Com um final trágico, a vida do escritor fora recheada de momentos horrorosos: tinha apenas dois meses quando o pai, Prudencio Quiroga, ao descer de um barco após jornada de caça, se matou a si próprio, depois de a arma que transportava se disparar de modo inesperado, no momento em que o melhor amigo se aproximava com o pequeno Horacio nos braços para lho mostrar; a mãe voltou a casar-se em 1891, mas o padrasto do escritor, Mario Barco, também teve final dramático, pois cinco anos mais tarde sofreu um derrame cerebral, as sequelas deixaram-no paraplégico e mudo e, quando Horacio tinha apenas 18 anos e ia a entrar no seu quarto, o padrasto usou o dedo de um dos pés para premir o gatilho da espingarda e suicidar-se; Federico Ferrando, o seu melhor amigo, quis enfrentar num duelo o jornalista Germán Papini Zas, depois de este escrever críticas duras sobre a sua obra em 1901 - Horacio ofereceu-se para verificar a arma e acabou por atingir, de forma acidental, o amigo, matando-o de imediato. Foi detido e só o libertaram quatro dias mais tarde, depois de ter sido comprovado que o disparo acontecera por acaso (o sofrimento provocado pelo dramático episódio levou Horacio a viajar para solo argentino); e o escritor acabaria por suicidar-se num hospital em Buenos Aires, usando uma dose de cianeto depois de lhe ser diagnosticado cancro da próstata sem possibilidade de operação. As tragédias prosseguiram depois da sua morte, porque a filha e o filho (Eglé e Darío) também se suicidaram, respetivamente, em 1938 e 1952.

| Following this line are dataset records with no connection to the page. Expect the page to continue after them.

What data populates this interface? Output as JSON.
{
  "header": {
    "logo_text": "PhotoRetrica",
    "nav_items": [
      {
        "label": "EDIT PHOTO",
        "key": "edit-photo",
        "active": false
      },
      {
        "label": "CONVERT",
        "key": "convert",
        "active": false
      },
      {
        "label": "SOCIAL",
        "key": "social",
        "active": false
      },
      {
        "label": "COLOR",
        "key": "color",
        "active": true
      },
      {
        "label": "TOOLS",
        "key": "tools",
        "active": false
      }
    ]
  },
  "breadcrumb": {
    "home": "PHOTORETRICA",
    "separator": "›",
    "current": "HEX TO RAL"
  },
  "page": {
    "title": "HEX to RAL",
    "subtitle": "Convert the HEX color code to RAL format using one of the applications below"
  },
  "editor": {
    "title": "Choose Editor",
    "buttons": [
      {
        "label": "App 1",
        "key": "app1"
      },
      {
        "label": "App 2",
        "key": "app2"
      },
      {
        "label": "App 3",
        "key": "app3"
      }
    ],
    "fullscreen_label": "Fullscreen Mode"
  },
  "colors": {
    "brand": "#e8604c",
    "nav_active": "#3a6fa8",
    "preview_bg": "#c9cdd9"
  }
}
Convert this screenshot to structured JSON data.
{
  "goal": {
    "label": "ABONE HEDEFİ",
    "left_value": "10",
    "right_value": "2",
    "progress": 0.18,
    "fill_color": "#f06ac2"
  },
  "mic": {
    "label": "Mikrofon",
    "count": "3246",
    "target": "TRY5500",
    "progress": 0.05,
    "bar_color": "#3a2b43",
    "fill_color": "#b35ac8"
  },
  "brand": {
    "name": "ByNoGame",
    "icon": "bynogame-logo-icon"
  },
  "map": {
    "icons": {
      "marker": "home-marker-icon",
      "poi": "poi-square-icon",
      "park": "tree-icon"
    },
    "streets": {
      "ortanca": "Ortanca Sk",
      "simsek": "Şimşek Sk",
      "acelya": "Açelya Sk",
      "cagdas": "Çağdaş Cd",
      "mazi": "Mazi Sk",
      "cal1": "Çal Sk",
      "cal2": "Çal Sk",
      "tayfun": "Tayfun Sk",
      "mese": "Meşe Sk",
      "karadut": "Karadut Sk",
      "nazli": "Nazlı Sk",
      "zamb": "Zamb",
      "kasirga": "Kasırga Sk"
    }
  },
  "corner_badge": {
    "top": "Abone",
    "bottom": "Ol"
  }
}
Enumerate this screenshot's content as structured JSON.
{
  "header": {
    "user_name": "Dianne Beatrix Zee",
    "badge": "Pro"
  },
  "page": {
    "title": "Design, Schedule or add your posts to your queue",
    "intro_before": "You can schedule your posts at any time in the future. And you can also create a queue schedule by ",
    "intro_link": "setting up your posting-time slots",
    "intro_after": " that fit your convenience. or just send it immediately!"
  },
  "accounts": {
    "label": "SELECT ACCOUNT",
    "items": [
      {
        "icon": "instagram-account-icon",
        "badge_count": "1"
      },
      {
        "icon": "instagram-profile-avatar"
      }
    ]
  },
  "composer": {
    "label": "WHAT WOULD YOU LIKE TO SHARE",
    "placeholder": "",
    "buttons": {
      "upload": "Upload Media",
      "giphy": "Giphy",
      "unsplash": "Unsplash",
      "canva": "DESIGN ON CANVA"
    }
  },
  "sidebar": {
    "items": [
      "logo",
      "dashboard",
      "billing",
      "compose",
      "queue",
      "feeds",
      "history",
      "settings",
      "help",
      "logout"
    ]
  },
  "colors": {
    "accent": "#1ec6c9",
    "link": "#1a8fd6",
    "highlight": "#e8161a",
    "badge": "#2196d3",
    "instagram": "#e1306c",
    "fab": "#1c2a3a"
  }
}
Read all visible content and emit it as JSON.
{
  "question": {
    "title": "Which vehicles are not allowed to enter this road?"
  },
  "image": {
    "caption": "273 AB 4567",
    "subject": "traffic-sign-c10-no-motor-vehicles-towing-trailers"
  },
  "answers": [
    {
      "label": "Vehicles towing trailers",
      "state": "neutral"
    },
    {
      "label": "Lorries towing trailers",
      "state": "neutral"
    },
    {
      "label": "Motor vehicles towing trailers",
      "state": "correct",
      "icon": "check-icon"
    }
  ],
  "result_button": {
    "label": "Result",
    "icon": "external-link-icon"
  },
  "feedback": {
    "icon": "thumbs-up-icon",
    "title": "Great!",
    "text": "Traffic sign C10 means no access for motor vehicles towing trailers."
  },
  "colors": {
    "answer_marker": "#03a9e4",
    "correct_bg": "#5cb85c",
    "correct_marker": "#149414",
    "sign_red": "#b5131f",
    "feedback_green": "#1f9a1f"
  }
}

20|20 Editora/Cavalo de Ferro
"Contos de Amor, Loucura e Morte" foi o sexto livro publicado pelo escritor uruguaio, tendo saído em 1917.
Inês Henriques soma a quinta participação no blog. Estreou-se a 27 de abril com "Perto do Coração Selvagem", de Clarice Lispector; voltou a 10 de maio e leu um excerto de "A Disciplina do Amor", de Lygia Fagundes Telles; no último dia de maio apresentou parte de "351 Tisanas", obra de Ana Hatherly; e, a 28 de junho, propôs literatura de cordel, com um trecho do livro "Clarisvânia, a Aluna que Sabia Demais", escrito por Luís Emanuel Cavalcanti.